In the last several years treatments have improved so much that Diabetics no longer have to be on a strict diet. James will be able to eat anything that he wants, as long as we adjust his insulin accordingly. We will make some changes obviously, because the less sugar he eats the less medicine we have to inject, but for the most part he can eat his normal diet. We just have to consolidate his meals and snacks so he doesn't have to get as many injections.

There are several treatment options that will be available to James once we have stabilized him more, but all include injecting Insulin. There are insulin pumps he will probably be able to use that make it so we don't have to poke him every meal and stuff, but he will be insulin dependent for the rest of his life...unless they find a cure before then!

We have to check James' glucose level by pricking his finger at least 4 times a day.

We calculate his insulin dosage based on the number of carbs he is about to eat. Carbs are what turn to glucose in our bloodstream. That means we will be counting carbs in EVERYTHING.

It is best for James to get insulin before he eats, which means we have to try and estimate how much he is going to eat in advance. Tricky business with a 4-year-old! So far he is doing great, but we are feeding him what he wants to make that easier. Once I go back to making what I want, it might be a different story!

High blood sugar is what is dangerous in the long term, so as long as it is controlled he should not have to deal with the circulatory or vision problems that are the horror stories of diabetes.

Low blood sugar is more dangerous in the short term. If his sugar gets too low he could be unresponsive, unconscious and have seizures. We have something that is the equivalent of an epi-pen for if his sugar is that dangerously low. But that is an extreme thing, most diabetics do not experience that these days. Luckily, since we keep a close eye on the numbers usually a cup of juice or fruit snacks is all we will need.

So basically our job is to try and keep his sugar somewhere in the middle as best we can. Its tricky but we are slowly figuring it out. If any of you have questions, feel free to ask! I would love for lots of people to understand.

And by the way, he can lead a normal life. Play sports, go to friends houses all that stuff. You don't need to be afraid of him. ;)

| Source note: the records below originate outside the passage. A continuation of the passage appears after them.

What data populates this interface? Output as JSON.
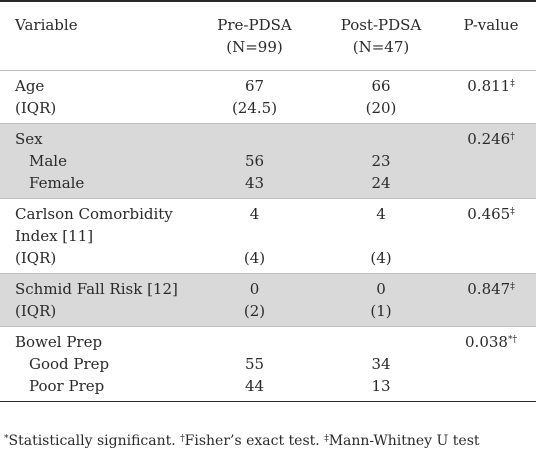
{
  "header": {
    "variable": "Variable",
    "pre_line1": "Pre-PDSA",
    "pre_line2": "(N=99)",
    "post_line1": "Post-PDSA",
    "post_line2": "(N=47)",
    "pvalue": "P-value"
  },
  "rows": {
    "age": {
      "label": "Age",
      "sub": "(IQR)",
      "pre": "67",
      "pre_sub": "(24.5)",
      "post": "66",
      "post_sub": "(20)",
      "p": "0.811",
      "p_mark": "‡"
    },
    "sex": {
      "label": "Sex",
      "male": "Male",
      "female": "Female",
      "pre_male": "56",
      "pre_female": "43",
      "post_male": "23",
      "post_female": "24",
      "p": "0.246",
      "p_mark": "†"
    },
    "ccomorb": {
      "label1": "Carlson Comorbidity",
      "label2": "Index [11]",
      "sub": "(IQR)",
      "pre": "4",
      "pre_sub": "(4)",
      "post": "4",
      "post_sub": "(4)",
      "p": "0.465",
      "p_mark": "‡"
    },
    "fall": {
      "label": "Schmid Fall Risk [12]",
      "sub": "(IQR)",
      "pre": "0",
      "pre_sub": "(2)",
      "post": "0",
      "post_sub": "(1)",
      "p": "0.847",
      "p_mark": "‡"
    },
    "bowel": {
      "label": "Bowel Prep",
      "good": "Good Prep",
      "poor": "Poor Prep",
      "pre_good": "55",
      "pre_poor": "44",
      "post_good": "34",
      "post_poor": "13",
      "p": "0.038",
      "p_mark": "*†"
    }
  },
  "footnote": {
    "star_mark": "*",
    "star_text": "Statistically significant. ",
    "dagger_mark": "†",
    "dagger_text": "Fisher’s exact test. ",
    "ddagger_mark": "‡",
    "ddagger_text": "Mann-Whitney U test"
  }
}
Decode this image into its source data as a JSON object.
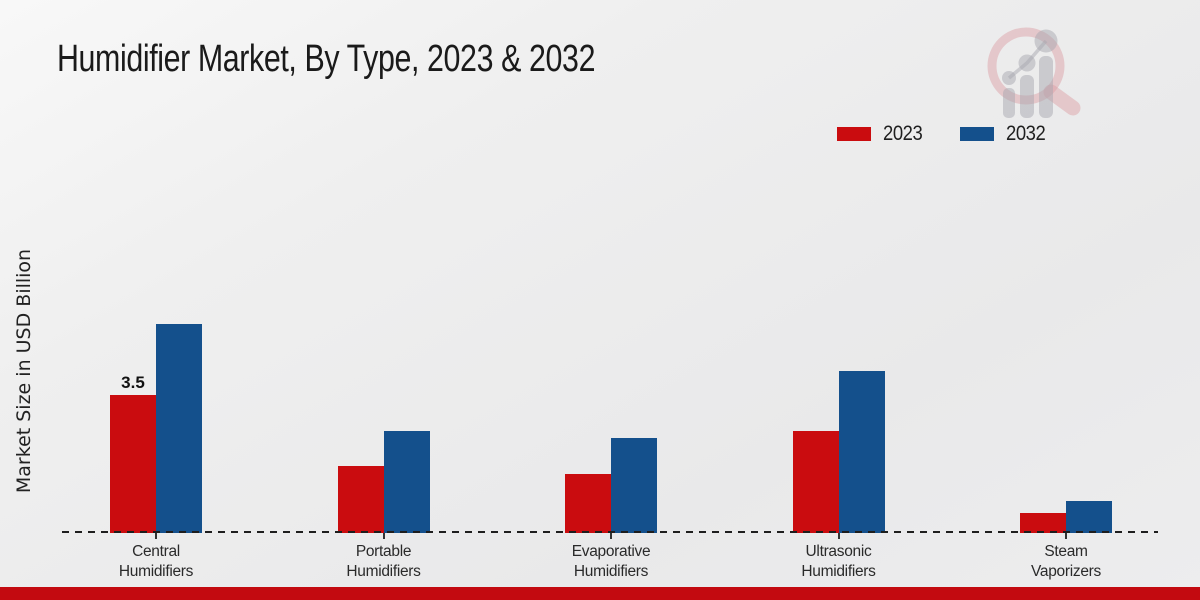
{
  "chart_data": {
    "type": "bar",
    "title": "Humidifier Market, By Type, 2023 & 2032",
    "xlabel": "",
    "ylabel": "Market Size in USD Billion",
    "categories": [
      "Central Humidifiers",
      "Portable Humidifiers",
      "Evaporative Humidifiers",
      "Ultrasonic Humidifiers",
      "Steam Vaporizers"
    ],
    "series": [
      {
        "name": "2023",
        "color": "#ca0c0f",
        "values": [
          3.5,
          1.7,
          1.5,
          2.6,
          0.5
        ]
      },
      {
        "name": "2032",
        "color": "#14508c",
        "values": [
          5.3,
          2.6,
          2.4,
          4.1,
          0.8
        ]
      }
    ],
    "data_labels": [
      {
        "text": "3.5",
        "series_index": 0,
        "category_index": 0
      }
    ],
    "ylim": [
      0,
      6
    ],
    "grid": false,
    "legend_position": "top-right",
    "baseline_style": "dashed",
    "y_axis_ticks_shown": false
  },
  "legend": {
    "items": [
      {
        "label": "2023",
        "color": "#ca0c0f"
      },
      {
        "label": "2032",
        "color": "#14508c"
      }
    ]
  },
  "footer": {
    "band_color": "#c30a10"
  },
  "watermark": {
    "icon": "magnifier-bar-chart-logo-watermark"
  }
}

Wednesday, September 7, 2011

My Poor Boy


Today James was supposed to start his last year of preschool. Instead he spent the day at Primary Children's learning how to live with diabetes. Its not fair. No 4-year-old boy should have to try and understand why he has to get shots multiple times a day, or why he has to wait to eat until he's been poked two or three times. No one should have to be his parents practice pin-cushion. Its not fair. Its a life long disease. And he's only 4. It will be part of every memory for him. I know there is nothing I could do to prevent it, but I can't help but feel responsible when I see my boy in the hospital. Did I mention its not fair? I know that it is much easier to control these days, and that maybe a cure could be found at some point. I know there are worse things to be diagnosed with. But, none of this knowledge makes it easier. I just feel so upset. But, I also know that I am so lucky. I have the most amazing support system. I have 3 close friends/family members with children with diabetes who are open books for our questions and insecurities, as well as innumerable other people just there for me for any reason. I had 40+ email/facebook responses and many texts and phone calls today from people looking out for me. That's love. I know we will be ok. I know we will get the hang of it. I know we will be stronger for it all. But right now I'm upset, overwhelmed and sad. I'm just sad. My poor boy. Its not fair.

Thursday, September 1, 2011

Fun Mom

Sometimes I'm a fun mom, note often enough, but sometimes!

Making cupcakes! The way life should be, covered in cake batter.



Waterballoon fight!! I wish these pictures did justice to how wet we are and how much fun we had! It was fun to let loose and be one of the kids for a while!